Incontrai Giuseppe Graviano all’interno del bar Doney in via Veneto, a Roma. Graviano era molto felice, come se avesse vinto al Superenalotto, una Lotteria. Poi mi fece il nome di Berlusconi. Io gli chiesi se fosse quello di Canale 5 e lui rispose in maniera affermativa. Aggiunse che in mezzo c’era anche il nostro compaesano Dell’Utri e che grazie a loro c’eravamo messi il Paese nelle mani. E per Paese intendo l’Italia. Quindi mi spiega che grazie a queste persone di fiducia che avevano portato a buon fine questa situazione, che non erano come quei quattro crasti (cornuti ndr) dei socialisti”. A quel punto arriva la richiesta: “Graviano mi dice che l’attentato ai carabinieri si deve fare lo stesso perché gli dobbiamo dare il colpo di grazia”, è il racconto di Spatuzza. Nello stesso periodo proprio Dell’Utri si trova nella capitale a pochi metri dal bar Doney: il 22 gennaio 1994, infatti, era in programma una convention di Forza Italia allhotel Majestic, sempre in via Veneto. Secondo gli accertamenti della Dia l’arrivo dell’ex senatore in albergo – a circa 50 metri dal bar Doney – è registrato il 18 gennaio. È possibile che Graviano abbia incontrato Dell’Utri negli stessi giorni in cui dava quegli ordini a Spatuzza? Di sicuro c’è solo che il 26 gennaio Berlusconi aveva ufficializzato il suo ingresso in politica. E il 27 gennaio vengono arrestati Giuseppe e Filippo Graviano.”Lo sai cosa scrivono nelle stragi? Nelle sentenze delle stragi, che poi sono state assoluzione la Cassazione e compagnia bella: le stragi si sono fermate grazie all’arresto del sottoscritto“, dice intercettato il boss di Brancaccio. E in effetti da allora non un solo colpo sarà sparato nella Penisola, nuovo regno della pax mafiosa.

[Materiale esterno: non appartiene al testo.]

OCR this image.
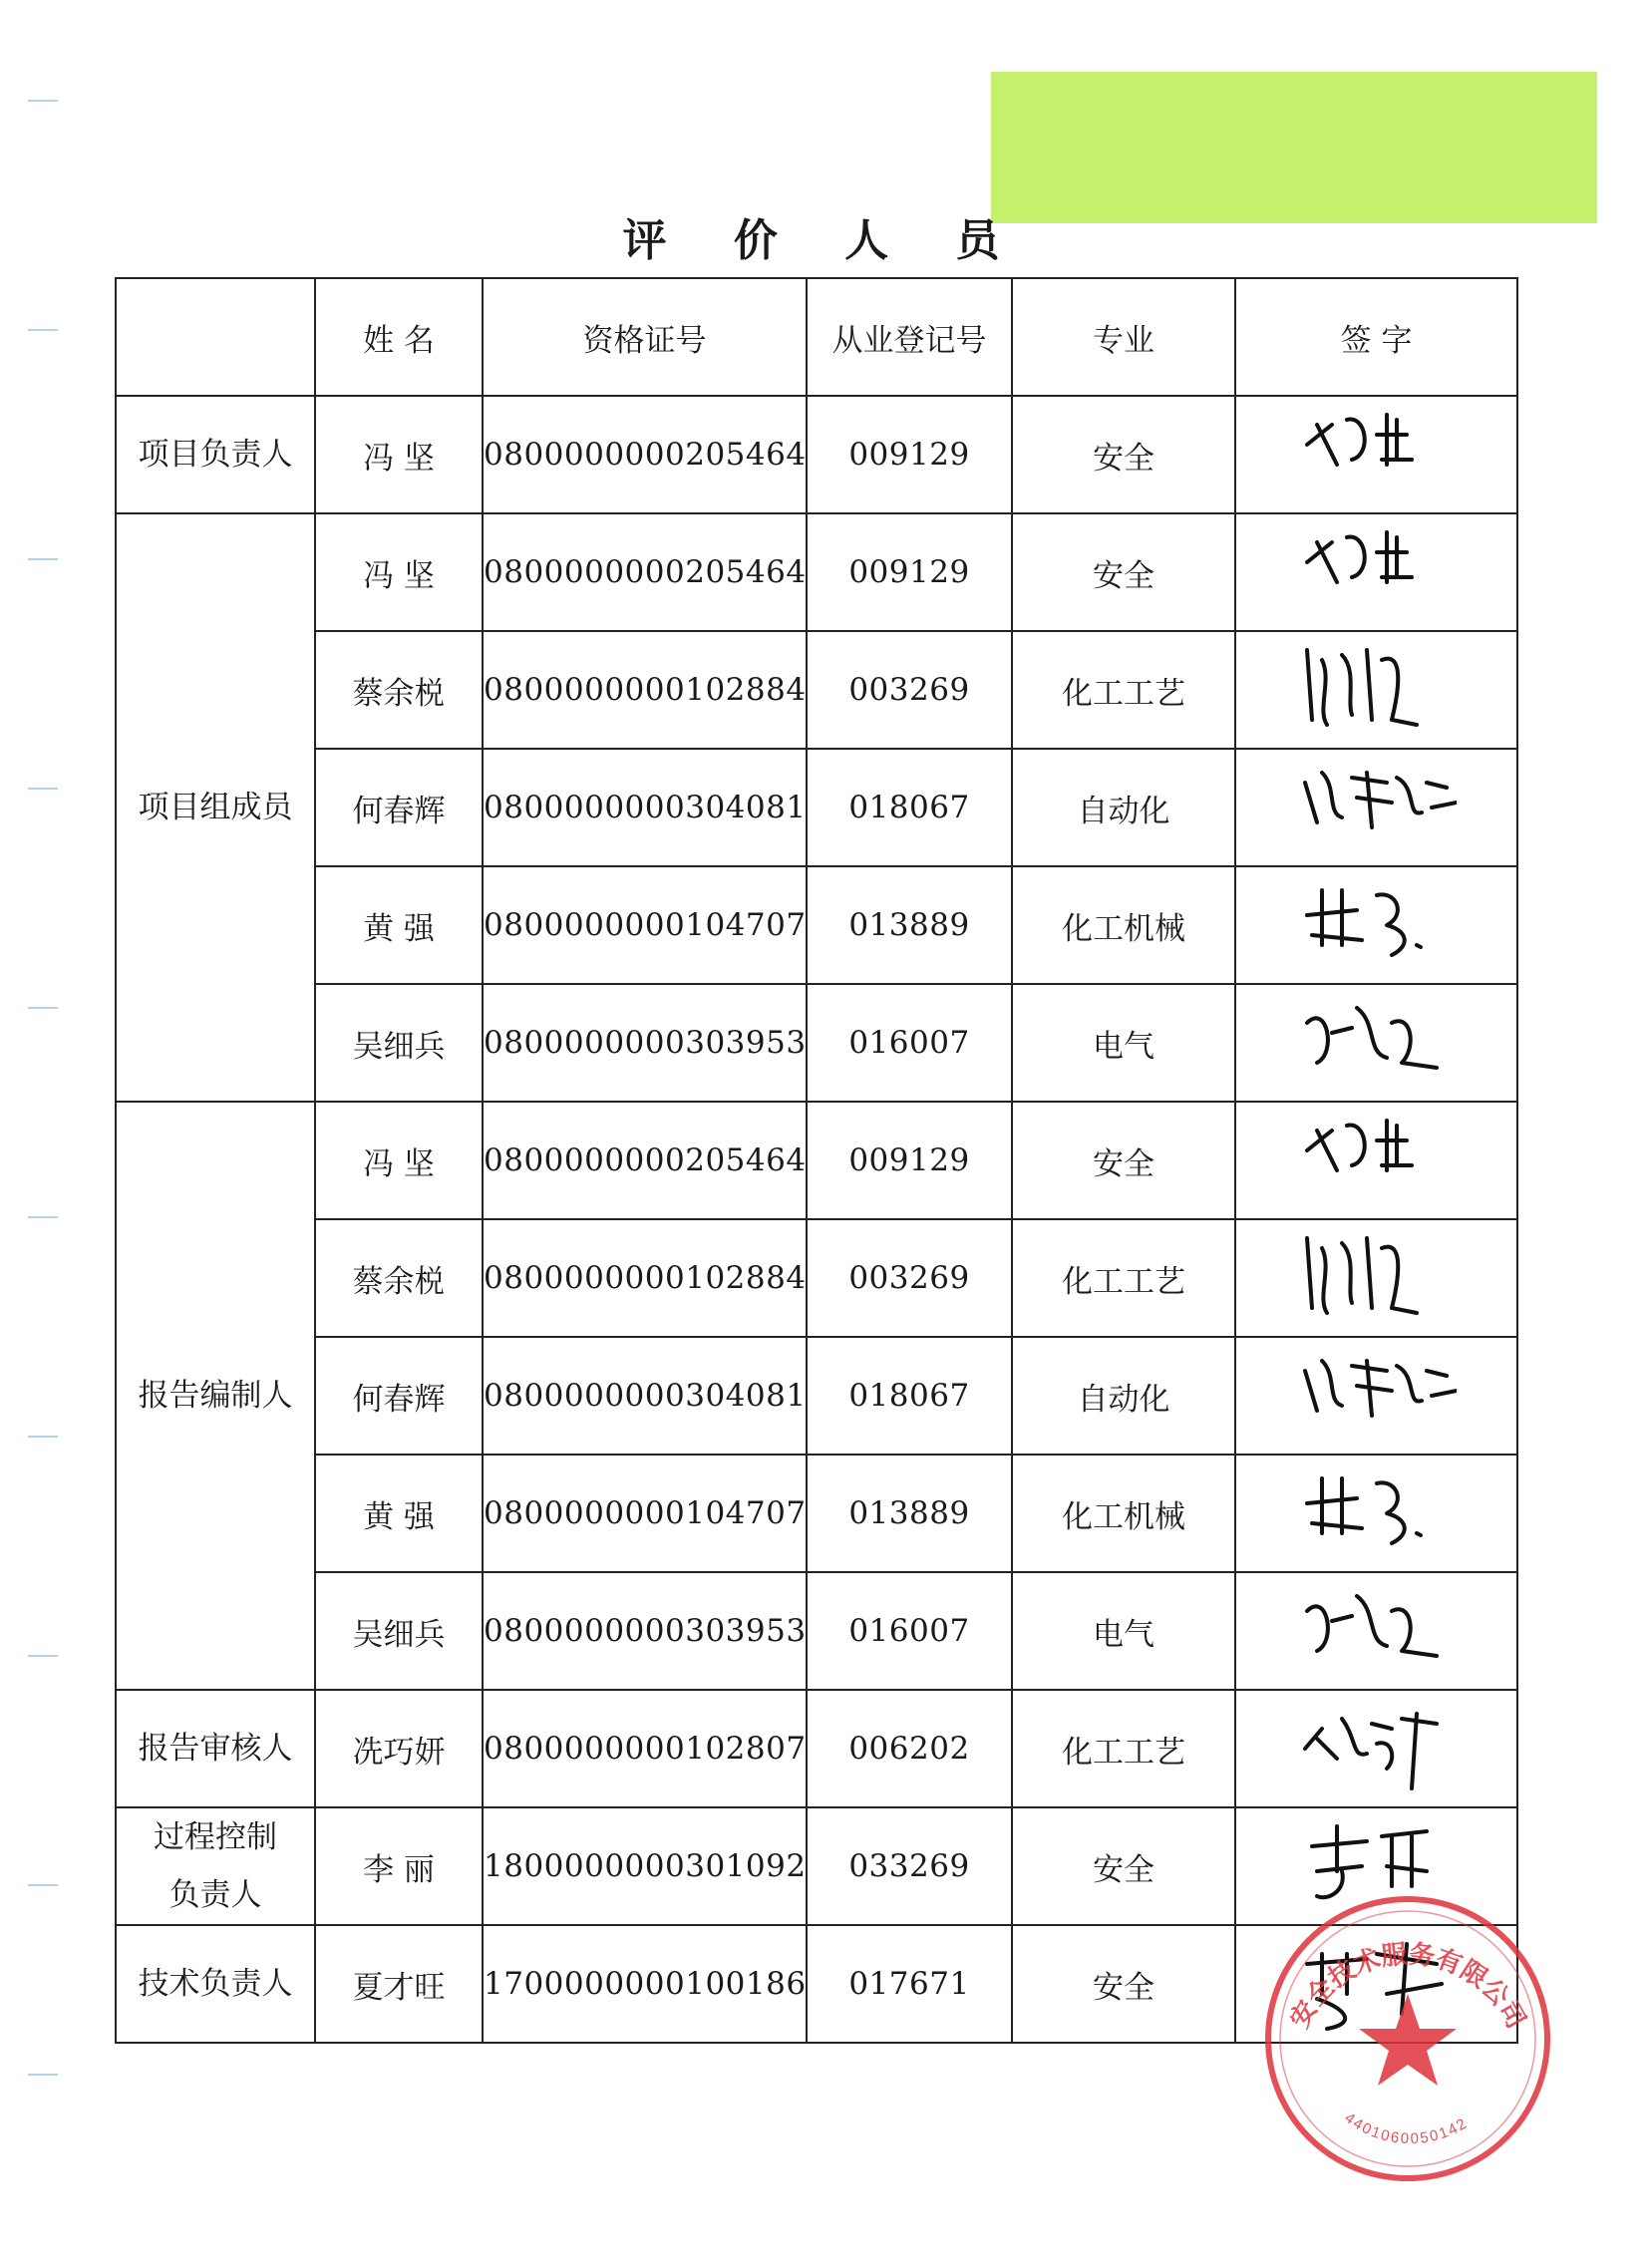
评 价 人 员
	姓 名	资格证号	从业登记号	专业	签 字
项目负责人	冯 坚	0800000000205464	009129	安全	

项目组成员	冯 坚	0800000000205464	009129	安全	

	蔡余棁	0800000000102884	003269	化工工艺	

	何春辉	0800000000304081	018067	自动化	

	黄 强	0800000000104707	013889	化工机械	

	吴细兵	0800000000303953	016007	电气	

报告编制人	冯 坚	0800000000205464	009129	安全	

	蔡余棁	0800000000102884	003269	化工工艺	

	何春辉	0800000000304081	018067	自动化	

	黄 强	0800000000104707	013889	化工机械	

	吴细兵	0800000000303953	016007	电气	

报告审核人	冼巧妍	0800000000102807	006202	化工工艺	

过程控制
负责人	李 丽	1800000000301092	033269	安全	

技术负责人	夏才旺	1700000000100186	017671	安全	
安全技术服务有限公司
4401060050142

Il fallitto attentato, l’arresto di Graviano, la vittoria di Forza Italia

Una ricostruzione riscontrata dai giudici. “Il punto di svolta del declino mafioso si è verificato, a parere della Corte, nel gennaio 1994 col fallimento del progettato attentato allo Stadio Olimpico di Roma e con l’arresto di Giuseppe Graviano (insieme a quello del fratello Filippo), che più si era impegnato per tale ulteriore strage, avendo la capacità economica e, soprattutto, l’intelligenza (criminale) organizzativa e direttiva, che, invece, per fortuna di questo Paese, sarebbe, poi, mancata ai residui propugnatori della strategia stragista Leoluca Bagarella e Giovanni Brusca(stante il ruolo più defilato volontariamente assunto da Bernardo Provenzano, il quale, per portare avanti i suoi affari aveva necessità di una sorta di patto di non belligeranza con lo Stato)”, scrive Montalto. “La storia non si fa con i se, ma le risultanze di questo processo – e della ricostruzione storica sottesa – inducono fondatamente a ritenere, tuttavia, che quella ulteriore strage, con la possibile uccisione di oltre cento carabinieri, se fosse riuscita, avrebbe messo definitivamente in ginocchio lo Stato, costringendolo a capitolare a fronte delle sempre più pressanti minacce provenienti dall’organizzazione mafiosa siciliana che avevano, ormai, trasceso i stretti confini regionali, coinvolgendo altre realtà criminali (camorra, ‘ndrangheta e mafia pugliese) e altri territori di particolare importanza anche per la rilevanza internazionale (come nel caso delle città di Roma, Firenze e Milano)”. E invece no. Perché l’attentato all’Olimpico è fallito e non verrà più ordinato: Graviano viene arrestato tre giorni dopo. Ventiquattro ore prima Berlusconi aveva ufficializzato la sua discesa in campo con Forza Italia. La Lancia Thema color bordeaux non servirà più. Lo Stato non è stato messo in ginocchio. Non con la strage di carabinieri, almeno.